Chapters four and five deal primarily with the late nineteenth century, a period marked by both an increasingly mature scientific and medical study of the senses and a popular conception that increasing quantities of vibrations were producing effects on the human mind and body. Chapter four focuses on the disruptions and deleterious effects of vibration, associated with the Modern, emblematically manifest in the emerging condition of “railway spine.” Chapter five, by contrast, focuses on the restorative qualities of vibration and the possibility of harnessing it — via careful measurement and scientific control — toward therapeutic ends. Trains, a rich symbol for the technological changes engendered by modernism, were a topic of particular interest throughout the period. On the one hand, train rides were occasionally prescribed as kind of physical therapy for “hysterics,” as well people suffering from other illnesses. On the other hand, train rides posed a potential threat to nineteenth-century sexual mores; Trower cites reports from the Lancet that address train ride-induced problems running the gamut from “the conception of unwanted children to accidental abortions and premature deliveries.” Trower notes, “mechanical vibrations thus appear to pose a particular threat to the female body,” and her elucidation of the gendered dynamics of the nineteenth century’s attempt to measure and manage vibration will be of particular interest to many readers.

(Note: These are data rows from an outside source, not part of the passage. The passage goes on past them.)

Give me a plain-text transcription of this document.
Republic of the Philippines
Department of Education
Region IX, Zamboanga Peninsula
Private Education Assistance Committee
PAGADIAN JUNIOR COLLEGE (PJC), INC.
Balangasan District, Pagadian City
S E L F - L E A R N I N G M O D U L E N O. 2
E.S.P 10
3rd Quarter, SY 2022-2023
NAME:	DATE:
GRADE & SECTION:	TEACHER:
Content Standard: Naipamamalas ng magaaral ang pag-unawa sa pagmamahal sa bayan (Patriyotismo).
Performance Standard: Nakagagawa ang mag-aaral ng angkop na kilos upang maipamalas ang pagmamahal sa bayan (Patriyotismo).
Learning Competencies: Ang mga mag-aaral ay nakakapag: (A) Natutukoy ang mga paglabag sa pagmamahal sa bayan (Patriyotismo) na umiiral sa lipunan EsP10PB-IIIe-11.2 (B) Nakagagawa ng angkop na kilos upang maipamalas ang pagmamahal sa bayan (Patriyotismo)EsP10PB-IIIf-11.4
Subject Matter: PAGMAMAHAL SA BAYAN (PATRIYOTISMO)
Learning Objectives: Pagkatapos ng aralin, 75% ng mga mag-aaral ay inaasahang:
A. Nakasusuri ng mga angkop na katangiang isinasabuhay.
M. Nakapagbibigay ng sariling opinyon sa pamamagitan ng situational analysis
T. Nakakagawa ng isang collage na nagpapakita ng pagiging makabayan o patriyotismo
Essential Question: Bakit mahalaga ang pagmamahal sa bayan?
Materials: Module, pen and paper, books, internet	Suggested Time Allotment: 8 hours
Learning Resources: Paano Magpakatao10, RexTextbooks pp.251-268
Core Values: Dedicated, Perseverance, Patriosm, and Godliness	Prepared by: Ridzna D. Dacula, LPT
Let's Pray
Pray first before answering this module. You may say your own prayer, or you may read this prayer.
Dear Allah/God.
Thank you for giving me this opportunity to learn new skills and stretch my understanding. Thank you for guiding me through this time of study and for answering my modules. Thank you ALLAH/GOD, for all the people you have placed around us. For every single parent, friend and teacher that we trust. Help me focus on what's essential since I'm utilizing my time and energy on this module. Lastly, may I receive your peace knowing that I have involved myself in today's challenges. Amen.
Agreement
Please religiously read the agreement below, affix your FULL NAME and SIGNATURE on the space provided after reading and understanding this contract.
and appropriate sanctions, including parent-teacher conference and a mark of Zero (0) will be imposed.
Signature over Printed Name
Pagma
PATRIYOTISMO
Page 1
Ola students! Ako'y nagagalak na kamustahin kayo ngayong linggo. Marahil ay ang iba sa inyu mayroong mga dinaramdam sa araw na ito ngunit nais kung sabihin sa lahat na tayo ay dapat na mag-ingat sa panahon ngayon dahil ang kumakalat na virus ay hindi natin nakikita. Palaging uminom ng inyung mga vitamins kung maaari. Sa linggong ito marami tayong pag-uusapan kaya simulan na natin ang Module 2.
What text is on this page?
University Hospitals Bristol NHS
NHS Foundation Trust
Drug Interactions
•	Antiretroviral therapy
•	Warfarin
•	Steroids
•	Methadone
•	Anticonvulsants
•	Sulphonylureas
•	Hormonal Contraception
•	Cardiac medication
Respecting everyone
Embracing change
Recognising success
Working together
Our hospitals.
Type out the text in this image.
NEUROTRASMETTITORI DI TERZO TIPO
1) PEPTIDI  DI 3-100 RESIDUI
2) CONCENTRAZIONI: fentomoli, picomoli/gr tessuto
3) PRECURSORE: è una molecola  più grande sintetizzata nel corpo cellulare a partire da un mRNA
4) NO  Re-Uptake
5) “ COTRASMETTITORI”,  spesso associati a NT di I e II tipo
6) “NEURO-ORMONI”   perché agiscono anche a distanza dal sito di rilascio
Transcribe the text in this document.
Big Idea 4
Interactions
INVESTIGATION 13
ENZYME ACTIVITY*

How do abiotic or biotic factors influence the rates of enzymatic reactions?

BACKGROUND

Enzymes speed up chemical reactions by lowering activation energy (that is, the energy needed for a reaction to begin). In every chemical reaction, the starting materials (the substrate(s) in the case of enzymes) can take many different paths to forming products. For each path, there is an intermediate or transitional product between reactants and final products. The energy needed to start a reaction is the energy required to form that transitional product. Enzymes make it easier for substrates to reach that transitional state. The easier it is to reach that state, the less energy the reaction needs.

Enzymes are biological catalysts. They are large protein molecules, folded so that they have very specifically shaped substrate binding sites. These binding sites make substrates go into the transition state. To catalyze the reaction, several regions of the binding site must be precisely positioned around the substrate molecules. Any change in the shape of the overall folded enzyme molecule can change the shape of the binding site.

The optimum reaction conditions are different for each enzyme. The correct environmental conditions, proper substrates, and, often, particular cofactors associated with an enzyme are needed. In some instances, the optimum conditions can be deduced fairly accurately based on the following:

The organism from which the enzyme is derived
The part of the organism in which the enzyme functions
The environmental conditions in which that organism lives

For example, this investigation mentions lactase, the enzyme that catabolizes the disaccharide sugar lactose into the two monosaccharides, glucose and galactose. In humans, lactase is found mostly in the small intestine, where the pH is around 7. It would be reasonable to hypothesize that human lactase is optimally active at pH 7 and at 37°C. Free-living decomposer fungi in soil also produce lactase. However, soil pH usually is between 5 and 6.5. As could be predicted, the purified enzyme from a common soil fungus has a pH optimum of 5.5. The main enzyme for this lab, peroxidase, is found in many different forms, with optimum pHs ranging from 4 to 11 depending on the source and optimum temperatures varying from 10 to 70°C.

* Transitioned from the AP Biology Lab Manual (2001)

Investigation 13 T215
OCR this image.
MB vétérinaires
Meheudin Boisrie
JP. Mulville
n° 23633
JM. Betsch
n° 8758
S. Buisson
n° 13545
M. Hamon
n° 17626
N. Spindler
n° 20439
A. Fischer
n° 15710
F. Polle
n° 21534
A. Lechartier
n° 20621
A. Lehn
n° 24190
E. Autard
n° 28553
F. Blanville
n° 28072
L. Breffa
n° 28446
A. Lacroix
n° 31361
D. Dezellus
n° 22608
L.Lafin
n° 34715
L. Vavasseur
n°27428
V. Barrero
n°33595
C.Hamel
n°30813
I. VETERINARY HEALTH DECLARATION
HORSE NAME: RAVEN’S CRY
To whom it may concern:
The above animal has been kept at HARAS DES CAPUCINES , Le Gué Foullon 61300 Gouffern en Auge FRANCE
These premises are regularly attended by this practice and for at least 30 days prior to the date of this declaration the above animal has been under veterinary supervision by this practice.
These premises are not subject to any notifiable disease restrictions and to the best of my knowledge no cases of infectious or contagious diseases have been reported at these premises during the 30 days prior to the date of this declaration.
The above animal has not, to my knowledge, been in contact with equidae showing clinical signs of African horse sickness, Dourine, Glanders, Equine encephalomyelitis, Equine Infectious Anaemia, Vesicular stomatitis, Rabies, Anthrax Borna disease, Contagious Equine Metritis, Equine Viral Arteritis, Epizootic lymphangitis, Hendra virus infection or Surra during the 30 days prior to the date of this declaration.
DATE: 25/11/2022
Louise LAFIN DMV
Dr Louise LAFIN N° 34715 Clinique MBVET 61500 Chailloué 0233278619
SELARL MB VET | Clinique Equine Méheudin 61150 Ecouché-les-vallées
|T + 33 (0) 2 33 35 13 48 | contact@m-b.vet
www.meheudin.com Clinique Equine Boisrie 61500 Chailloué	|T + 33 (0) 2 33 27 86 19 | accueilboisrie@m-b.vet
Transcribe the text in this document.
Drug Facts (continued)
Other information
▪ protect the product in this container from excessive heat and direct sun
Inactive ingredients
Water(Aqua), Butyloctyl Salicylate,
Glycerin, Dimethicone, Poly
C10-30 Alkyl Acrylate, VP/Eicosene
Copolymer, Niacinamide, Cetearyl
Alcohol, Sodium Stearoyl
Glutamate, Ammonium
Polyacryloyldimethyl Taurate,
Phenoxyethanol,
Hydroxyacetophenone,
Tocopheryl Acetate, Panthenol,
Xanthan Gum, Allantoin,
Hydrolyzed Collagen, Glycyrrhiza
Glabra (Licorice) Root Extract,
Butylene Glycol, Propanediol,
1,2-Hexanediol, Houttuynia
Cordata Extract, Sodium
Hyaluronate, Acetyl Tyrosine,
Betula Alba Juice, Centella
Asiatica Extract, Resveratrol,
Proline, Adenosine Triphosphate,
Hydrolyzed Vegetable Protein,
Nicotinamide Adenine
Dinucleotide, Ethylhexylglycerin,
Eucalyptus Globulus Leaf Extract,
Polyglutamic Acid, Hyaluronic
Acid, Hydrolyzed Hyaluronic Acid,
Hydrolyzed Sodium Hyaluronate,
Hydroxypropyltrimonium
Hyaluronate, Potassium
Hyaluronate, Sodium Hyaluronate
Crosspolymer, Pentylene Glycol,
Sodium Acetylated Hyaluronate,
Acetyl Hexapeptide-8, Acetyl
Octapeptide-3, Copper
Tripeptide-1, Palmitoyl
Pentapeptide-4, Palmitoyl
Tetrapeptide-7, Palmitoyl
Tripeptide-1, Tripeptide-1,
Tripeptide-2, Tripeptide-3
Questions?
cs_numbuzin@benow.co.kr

Senses of Vibration is a pioneering work in its analysis of – via the close reading of a remarkable range of literatures literary, scientific, and medical – the shifts that have occurred over the last few centuries concerning ideas of and attitudes toward vibratory phenomena, as well as the human minds and bodies that perceive and perceived them. Trower touches upon a number of compelling themes throughout her book — the role that vibration played in challenging emergent and shifting conceptions of masculinity, femininity, and sensitivity in the unprecedentedly gender-troubled nineteenth century is only one rich site among many. Were one to critique the book, it may be precisely the diversity of its sources, and the corresponding brief treatment of each, which threatens to prevent the reader from engaging in sufficient depth with them. The substitution of an afterword for a conclusion only further compounds the fluid structure engendered by the varied nature of her sources and readings, threatening to articulate vibration as a phenomenon interesting but ancillary to a number of separate disciplines rather than an important subject of inquiry in its own right. Nonetheless, Senses of Vibration is an engaging text with much to offer for those with interests as diverse as sound, technology, modernism, materialism, medicine and illness, gender, the body, and more.
Farley Miller is a PhD candidate in musicology at McGill University, where his research focuses on technology and identity in popular music. He is active as an improviser and performer of original compositions with several musical projects in Montreal.